You can be a part of the show on all three routes, watch omnisciently from the central hub, piece it all together from one route with the help of a book provided at the end of the show, fill in more gaps with the addition of animated segments available online, or just sit back and go along for the ride. That said, even after viewing all aspects, Hopscotch is a puzzle that is missing a piece, and thus requires the audience to fill in the gaps. Like it or not, your perception is part of the story, too.
Hopscotch is not only a love story about people, but a love story about Los Angeles. The routes explore a five mile radius around the arts district and intertwine the action with iconic landmarks like the Bradbury building, Elysian Park, and The Million Dollar Theater. As we hop in and out of cars, Los Angeles becomes a character. There is literally nowhere else in the world this show could be performed.
As we are in the public space the public blends in and out of your awareness. Some people stop and watch the show with you, whipping out a smartphone. Some are so engrossed in their own lives that a man dressed in a lab coat furiously pacing the street doesn’t raise an eyebrow.
The buildings or actions outside sometimes grab your attention, sometimes it’s as though there’s nothing in the world but what’s the inside of your car. If there’s a better way to express life in LA, I don’t know what it is.
As we complete our circuit, our car pulls into the center hub. It’s a huge architectural structure that echoes the fractal designs in one of the animations I watched before the show.
The central hub is filled with television screens, each live-streaming a chapter, and hub audience members are fitted with a set of wireless Sennheiser headphones. You’re invited to walk about in the round, viewing each chapter as it unfolds somewhere in the city of Los Angeles in real time.
One by one, all of the players from the show arrive in cars and emerge into the center. It’s time for the grand finale. This happens once a day, at the end of the 2:45pm performance. Each actor mills about, singing their own list of thoughts, adding to a rising din as more and more join in.
They stand beside us, among us, and as I take in the scene, I’m struck with just how enormous an undertaking Hopscotch is. From permits with the Department of Transportation, to dozens of actors and musicians, to stage managers and professional drivers, Hopscotch is amazingly smooth and seamless in spite of the complexity.
What’s more is the incredible use of technology: wireless mics in moving cars, signal towers on rooftops, headphones that respond to your location in the hub, headbands that read your brainwaves and change the recorded performance (yes, really), projectors spewing animation on tunnels, cameras in the hands of the audience, broadcasting to another audience, live. All cogs working together so flawlessly in the background that all we as an audience experience is the art.
I look up at a screen. Back in the performance studio, The man in the leather jacket knocks something over. The music stops. The scene moves on, outside, and a question is projected onto the floor as we exit
The idea of a journey, into hell, through past and future, and back is central to Hopscotch, and it is expressed using nearly every form of artistic expression: music, acting, video, animation, architecture, and even interactive new media.

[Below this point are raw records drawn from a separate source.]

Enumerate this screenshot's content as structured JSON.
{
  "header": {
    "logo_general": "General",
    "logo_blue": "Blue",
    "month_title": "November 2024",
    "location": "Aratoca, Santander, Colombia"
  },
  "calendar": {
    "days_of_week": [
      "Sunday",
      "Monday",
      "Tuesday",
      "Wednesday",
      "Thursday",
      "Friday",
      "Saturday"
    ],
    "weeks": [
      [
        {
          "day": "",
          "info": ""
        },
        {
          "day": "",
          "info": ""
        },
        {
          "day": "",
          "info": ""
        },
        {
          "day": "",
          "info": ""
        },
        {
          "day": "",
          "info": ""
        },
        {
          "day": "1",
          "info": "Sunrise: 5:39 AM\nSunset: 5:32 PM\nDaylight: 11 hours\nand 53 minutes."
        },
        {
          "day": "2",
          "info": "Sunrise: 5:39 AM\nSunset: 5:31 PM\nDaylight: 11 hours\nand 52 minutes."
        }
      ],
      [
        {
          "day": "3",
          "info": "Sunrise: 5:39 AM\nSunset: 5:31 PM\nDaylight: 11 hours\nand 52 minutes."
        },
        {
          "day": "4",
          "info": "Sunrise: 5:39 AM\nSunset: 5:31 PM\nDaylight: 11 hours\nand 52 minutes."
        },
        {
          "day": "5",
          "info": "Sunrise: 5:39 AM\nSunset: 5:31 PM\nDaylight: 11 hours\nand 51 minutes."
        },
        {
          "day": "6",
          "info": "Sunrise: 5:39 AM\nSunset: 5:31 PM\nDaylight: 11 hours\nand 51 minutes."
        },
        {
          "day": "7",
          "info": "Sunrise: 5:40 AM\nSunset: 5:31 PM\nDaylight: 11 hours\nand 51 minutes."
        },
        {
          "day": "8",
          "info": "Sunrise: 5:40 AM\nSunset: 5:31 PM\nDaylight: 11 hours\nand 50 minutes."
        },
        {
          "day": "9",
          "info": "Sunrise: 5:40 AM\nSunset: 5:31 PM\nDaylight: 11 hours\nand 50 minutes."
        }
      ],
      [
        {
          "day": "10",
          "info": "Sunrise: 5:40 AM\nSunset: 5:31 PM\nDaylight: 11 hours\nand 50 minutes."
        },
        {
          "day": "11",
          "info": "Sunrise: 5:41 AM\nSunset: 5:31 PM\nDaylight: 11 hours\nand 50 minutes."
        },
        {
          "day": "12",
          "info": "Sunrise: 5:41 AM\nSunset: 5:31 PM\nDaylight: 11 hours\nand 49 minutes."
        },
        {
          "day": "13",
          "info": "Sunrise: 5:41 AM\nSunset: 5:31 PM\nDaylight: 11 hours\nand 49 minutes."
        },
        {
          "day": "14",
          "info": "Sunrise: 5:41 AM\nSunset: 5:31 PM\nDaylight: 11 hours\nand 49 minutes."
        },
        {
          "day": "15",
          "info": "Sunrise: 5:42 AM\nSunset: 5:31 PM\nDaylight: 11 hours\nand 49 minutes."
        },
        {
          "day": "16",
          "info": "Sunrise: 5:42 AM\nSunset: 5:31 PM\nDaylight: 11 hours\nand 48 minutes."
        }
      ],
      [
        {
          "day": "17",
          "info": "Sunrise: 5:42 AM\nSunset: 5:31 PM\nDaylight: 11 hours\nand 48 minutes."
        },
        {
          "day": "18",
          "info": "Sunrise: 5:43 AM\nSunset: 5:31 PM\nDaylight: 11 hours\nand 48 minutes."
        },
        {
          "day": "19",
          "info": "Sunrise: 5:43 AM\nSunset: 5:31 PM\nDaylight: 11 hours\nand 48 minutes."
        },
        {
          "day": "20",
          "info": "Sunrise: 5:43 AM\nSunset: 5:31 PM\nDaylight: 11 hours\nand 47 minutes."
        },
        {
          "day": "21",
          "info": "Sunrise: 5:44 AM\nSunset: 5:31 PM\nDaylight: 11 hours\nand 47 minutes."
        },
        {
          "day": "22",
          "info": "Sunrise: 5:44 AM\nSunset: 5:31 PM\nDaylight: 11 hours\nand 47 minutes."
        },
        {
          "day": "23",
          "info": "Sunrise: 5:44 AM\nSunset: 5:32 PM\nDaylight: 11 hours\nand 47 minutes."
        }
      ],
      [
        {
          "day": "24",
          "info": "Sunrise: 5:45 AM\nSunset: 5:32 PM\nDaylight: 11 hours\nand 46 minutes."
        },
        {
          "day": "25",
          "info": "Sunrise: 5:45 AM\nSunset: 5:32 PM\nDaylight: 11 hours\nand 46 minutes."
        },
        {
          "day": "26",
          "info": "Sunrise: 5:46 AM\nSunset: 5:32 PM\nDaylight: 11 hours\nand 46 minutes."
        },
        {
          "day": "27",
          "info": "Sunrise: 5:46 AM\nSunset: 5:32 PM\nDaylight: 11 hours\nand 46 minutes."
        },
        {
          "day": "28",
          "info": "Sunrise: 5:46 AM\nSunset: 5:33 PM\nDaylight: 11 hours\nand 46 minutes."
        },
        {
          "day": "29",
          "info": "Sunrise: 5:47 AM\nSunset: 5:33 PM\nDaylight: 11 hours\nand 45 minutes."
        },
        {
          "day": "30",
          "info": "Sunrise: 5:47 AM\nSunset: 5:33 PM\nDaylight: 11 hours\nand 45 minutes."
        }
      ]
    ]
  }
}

Like the very streets we drive, the story winds in and out, starting and stopping like the infamous LA traffic. We experience what we can, as best we can, before we’re carried away to the next chapter. But there’s no time to contemplate that now: the car is here, and it will leave without us.
Hopscotch opens October 31st and runs weekends through November 15th. Tickets for riding in the cars are available at HopscotchOpera.com. Viewing at the Central Hub is free, but first-come-first-served starting at 12:30pm.